Julie Atkey, Genomics Education & Training Manager, Yorkshire & Humber Genomic Medicine Centre, and Nicola Calder, Project Manager, Healthcare Science & Genomic Education Programme, Health Education England Yorkshire & the Humber, outline key discussion points from the event which was attended by 30 histopathologists from across the region.
Professor Louise Jones from Genomics England opened the meeting, with presentations given from experts from across Yorkshire and the Humber including from Sheffield Teaching Hospitals NHS Foundation Trust, Leeds Teaching Hospitals NHS Trust and the University of Sheffield.
A workshop promoted some lively and engaged discussion focused on current and future education and training needs.
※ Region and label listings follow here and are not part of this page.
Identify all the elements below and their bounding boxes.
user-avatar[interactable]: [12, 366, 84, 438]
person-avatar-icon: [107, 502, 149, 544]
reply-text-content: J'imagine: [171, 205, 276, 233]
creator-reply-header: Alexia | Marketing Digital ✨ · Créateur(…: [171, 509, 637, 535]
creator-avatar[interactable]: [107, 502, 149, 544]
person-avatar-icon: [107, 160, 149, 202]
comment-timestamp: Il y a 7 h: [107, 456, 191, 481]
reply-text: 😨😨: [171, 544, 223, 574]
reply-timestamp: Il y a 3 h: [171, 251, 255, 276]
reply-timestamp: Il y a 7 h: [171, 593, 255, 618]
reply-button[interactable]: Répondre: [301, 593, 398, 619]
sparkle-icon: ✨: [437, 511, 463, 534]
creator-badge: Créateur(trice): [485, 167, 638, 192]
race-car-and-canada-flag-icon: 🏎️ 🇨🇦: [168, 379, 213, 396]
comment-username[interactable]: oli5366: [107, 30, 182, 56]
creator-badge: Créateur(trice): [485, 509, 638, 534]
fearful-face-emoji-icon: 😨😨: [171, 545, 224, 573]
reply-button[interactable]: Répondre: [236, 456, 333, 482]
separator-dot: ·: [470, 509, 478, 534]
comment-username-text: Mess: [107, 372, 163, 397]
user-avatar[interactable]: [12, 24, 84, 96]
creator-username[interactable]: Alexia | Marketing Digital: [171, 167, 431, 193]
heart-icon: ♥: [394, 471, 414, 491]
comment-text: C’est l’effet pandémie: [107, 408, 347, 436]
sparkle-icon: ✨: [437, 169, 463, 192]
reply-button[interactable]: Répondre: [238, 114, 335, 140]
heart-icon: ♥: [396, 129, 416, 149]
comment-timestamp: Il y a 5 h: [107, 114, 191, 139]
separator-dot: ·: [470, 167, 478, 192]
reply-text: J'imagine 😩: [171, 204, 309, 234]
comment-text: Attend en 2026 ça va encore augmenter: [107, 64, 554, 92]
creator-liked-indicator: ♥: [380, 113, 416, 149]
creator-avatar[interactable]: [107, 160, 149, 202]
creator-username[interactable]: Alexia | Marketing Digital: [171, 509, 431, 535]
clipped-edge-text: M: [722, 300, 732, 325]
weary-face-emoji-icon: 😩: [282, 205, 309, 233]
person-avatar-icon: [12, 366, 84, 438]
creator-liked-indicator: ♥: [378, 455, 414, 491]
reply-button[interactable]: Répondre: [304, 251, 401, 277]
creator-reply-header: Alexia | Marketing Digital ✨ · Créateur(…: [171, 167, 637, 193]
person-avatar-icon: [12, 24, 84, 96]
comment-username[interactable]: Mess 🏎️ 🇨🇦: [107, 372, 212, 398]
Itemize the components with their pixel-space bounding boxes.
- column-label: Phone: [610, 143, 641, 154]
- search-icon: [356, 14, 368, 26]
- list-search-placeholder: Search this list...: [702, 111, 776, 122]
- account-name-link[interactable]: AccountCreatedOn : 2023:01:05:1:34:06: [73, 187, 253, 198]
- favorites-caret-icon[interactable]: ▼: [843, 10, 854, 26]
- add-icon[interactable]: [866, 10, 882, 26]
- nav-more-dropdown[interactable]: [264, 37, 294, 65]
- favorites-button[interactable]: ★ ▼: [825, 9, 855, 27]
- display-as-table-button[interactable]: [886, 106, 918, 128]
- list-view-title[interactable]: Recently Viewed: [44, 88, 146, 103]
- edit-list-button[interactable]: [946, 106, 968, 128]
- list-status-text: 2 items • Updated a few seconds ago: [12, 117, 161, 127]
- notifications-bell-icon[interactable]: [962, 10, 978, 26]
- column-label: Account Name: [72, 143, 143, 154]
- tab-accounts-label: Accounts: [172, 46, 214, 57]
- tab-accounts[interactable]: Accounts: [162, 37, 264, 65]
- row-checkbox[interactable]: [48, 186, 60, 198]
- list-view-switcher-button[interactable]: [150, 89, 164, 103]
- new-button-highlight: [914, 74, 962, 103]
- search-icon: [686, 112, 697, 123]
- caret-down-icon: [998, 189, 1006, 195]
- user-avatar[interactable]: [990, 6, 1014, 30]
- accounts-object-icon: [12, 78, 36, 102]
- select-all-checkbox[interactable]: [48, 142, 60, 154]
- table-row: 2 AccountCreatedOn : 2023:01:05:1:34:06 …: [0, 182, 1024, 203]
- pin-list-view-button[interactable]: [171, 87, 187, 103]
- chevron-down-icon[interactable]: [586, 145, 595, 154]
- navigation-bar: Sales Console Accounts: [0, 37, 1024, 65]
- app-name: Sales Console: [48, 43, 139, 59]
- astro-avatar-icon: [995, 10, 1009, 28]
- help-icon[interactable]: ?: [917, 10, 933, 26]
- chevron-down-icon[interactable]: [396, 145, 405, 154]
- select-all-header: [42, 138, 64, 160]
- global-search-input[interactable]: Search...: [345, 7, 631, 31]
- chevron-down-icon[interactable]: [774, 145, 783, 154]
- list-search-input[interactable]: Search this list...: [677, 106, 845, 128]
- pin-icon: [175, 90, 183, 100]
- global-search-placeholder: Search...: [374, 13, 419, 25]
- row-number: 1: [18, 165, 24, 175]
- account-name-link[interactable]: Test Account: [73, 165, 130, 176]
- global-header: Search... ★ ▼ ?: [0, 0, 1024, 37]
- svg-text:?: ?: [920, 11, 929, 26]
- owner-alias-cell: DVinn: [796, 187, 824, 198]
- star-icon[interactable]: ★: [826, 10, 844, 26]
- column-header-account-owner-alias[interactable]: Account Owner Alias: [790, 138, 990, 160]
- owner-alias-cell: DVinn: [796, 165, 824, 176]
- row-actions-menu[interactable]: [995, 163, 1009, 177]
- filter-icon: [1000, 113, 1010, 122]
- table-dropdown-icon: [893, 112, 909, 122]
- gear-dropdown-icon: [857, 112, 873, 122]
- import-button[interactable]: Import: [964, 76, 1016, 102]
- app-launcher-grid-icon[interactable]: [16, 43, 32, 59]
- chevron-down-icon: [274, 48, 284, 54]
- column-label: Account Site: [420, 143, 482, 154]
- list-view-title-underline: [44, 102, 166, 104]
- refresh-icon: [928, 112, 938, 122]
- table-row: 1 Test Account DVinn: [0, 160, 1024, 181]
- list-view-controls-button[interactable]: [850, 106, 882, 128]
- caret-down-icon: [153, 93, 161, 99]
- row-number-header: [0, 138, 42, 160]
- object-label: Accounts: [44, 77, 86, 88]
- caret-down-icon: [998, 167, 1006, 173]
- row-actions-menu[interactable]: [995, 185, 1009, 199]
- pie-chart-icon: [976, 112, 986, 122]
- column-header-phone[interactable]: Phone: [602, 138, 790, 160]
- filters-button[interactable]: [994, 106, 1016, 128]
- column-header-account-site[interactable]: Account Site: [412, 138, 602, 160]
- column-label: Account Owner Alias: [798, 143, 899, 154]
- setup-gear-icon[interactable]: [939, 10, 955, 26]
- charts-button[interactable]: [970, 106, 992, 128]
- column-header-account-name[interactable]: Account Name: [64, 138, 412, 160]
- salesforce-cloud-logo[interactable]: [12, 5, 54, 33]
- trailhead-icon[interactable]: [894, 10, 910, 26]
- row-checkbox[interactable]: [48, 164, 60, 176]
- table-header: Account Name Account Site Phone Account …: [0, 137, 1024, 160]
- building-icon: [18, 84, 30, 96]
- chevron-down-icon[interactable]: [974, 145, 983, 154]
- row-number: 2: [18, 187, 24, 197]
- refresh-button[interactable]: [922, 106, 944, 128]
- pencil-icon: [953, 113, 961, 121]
Feedback and suggestions included:
- Compulsory and mandated CPD for consultants needs to include introductory genetics and bioinformatics and the theory of current and developing molecular pathology tests in cancer pathways.
- Histopathologists need a clear understanding of the clinical relevance of genomic testing and associated findings. This will require closer, more integrated working with genetics and genomics specialists to develop knowledge and appropriate pathways.
- ‘Bite sized’ learning is preferable.